Enfin au bout de plus de 9 heures de route, alors que la nuit est tombée mais que, heureusement, la pluie s’est enfin arrêtée de tomber, nous arrivons à la gare routière de Can Tho. Je sais qu’il n’y a pas de tuk-tuks au Vietnam, ce sont donc les chauffeurs de taxis qui se précipitent vers nous. Je montre l’adresse de ma guesthouse à l’un et lui demande le prix, exorbitant ! Je demande donc à la ronde s’il n’y a pas de moto-dop. Il y en a quelques-unes, et, une fois de plus c’est en passagère d’une moto que je traverse la ville, en serrant les fesses. Il y a des scooters absolument partout et il ne semble y avoir aucun code de la route. Dans la nuit, je n’en mène pas large. Il est assez tard quand j’arrive dans ma chambre, et j’ai vraiment la flemme de ressortir dîner. Heureusement, j’ai dans mon sac un bol de nouilles japonaises déshydratées, ça sera parfait pour ce soir. Ma chambre est spacieuse, avec une télé écran plat, un petit salon, et une baignoire dans la salle de bain. Quel luxe !

Samedi 13 mai :

Après une super nuit et une grasse matinée, je pars en ville. J’aime beaucoup les ruelles autour de la guesthouse. Même si la ville est grande, et animée, il n’y a pas l’effervescence d’une grande ville. Je m’y balade tranquillement.

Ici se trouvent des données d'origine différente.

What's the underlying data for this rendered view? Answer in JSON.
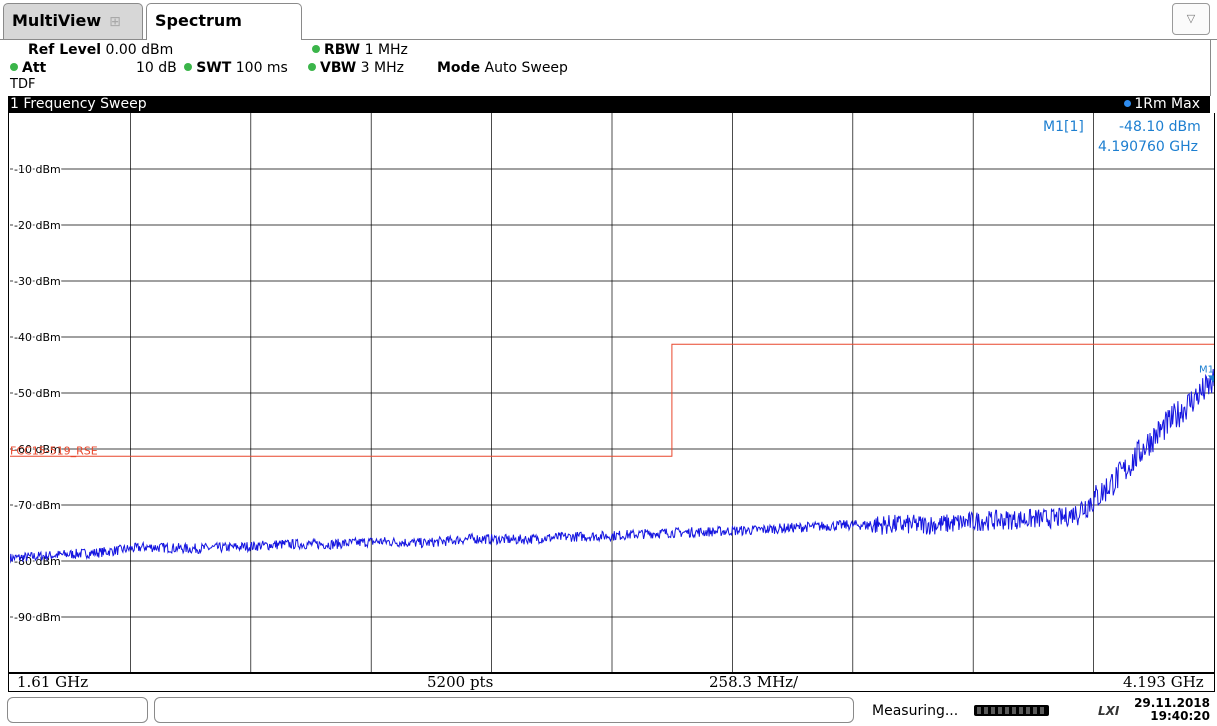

La traversée des rues s’avère périlleuse, je privilégie donc les passages aux feux tricolores. Je fais les magasins et je passe même un peu de temps dans un centre commercial. Je constate que les prix ici sont très très bas. Encore plus qu’au Cambodge comme on me l’avait dit. Je me fais violence pour ne pas m’acheter 2 ou 3 robes. Il y en a une notamment que je me verrais bien mettre pour une occasion particulière à mon retour… Mais non, mauvaise idée, encore 5 mois à trimballer ma maison sur le dos, donc ma garde-robe !

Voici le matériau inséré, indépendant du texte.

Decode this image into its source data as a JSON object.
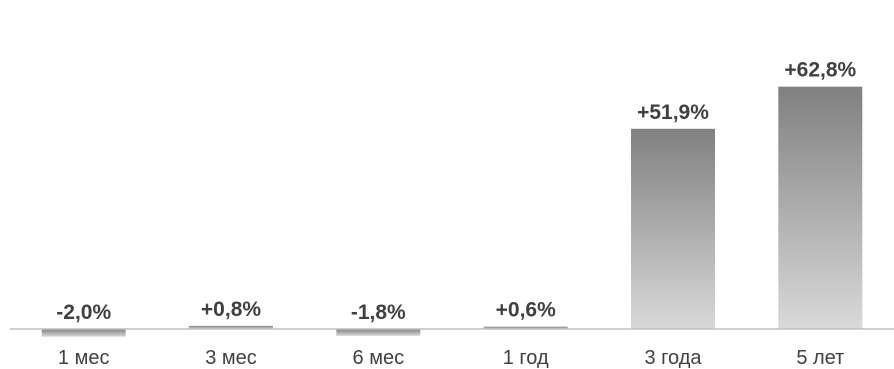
{
  "chart_data": {
    "type": "bar",
    "categories": [
      "1 мес",
      "3 мес",
      "6 мес",
      "1 год",
      "3 года",
      "5 лет"
    ],
    "values": [
      -2.0,
      0.8,
      -1.8,
      0.6,
      51.9,
      62.8
    ],
    "data_labels": [
      "-2,0%",
      "+0,8%",
      "-1,8%",
      "+0,6%",
      "+51,9%",
      "+62,8%"
    ],
    "title": "",
    "xlabel": "",
    "ylabel": "",
    "ylim": [
      -2.5,
      65
    ],
    "grid": false,
    "legend": "none",
    "colors": {
      "bar_top": "#808080",
      "bar_bottom": "#d9d9d9",
      "axis": "#bfbfbf",
      "text": "#404040"
    }
  }
}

Quand je ressors, mauvaise surprise, il pleut des cordes (je crois qu’il faut vraiment que je m’habitue). Je meurs de faim et ça n’a pas l’air d’être juste une averse passagère. Et c’est comme ça que je me retrouve attablée au seul restaurant de ce grand magasin : un KFC ! Moi qui n’y ai jamais mis les pieds en France, c’est un comble. Je me nourris donc de poulet frit et de frites dégueu… Heureusement il y a du wifi. Une bonne heure avant que la pluie se calme et que je puisse reprendre ma déambulation. Je me dirige vers l’embarcadère sur le fleuve

En arrivant à ma guesthouse hier, j’ai demandé les tarifs pour faire une balade en barque sur le fleuve jusqu’aux marchés flottants. Le prix annoncé est vraiment trop élevé pour moi seule. Mais a priori, ils n’ont pas d’autres clients intéressés. Toujours la même histoire, tarif 50% plus cher pour une personne seule. Grrrr !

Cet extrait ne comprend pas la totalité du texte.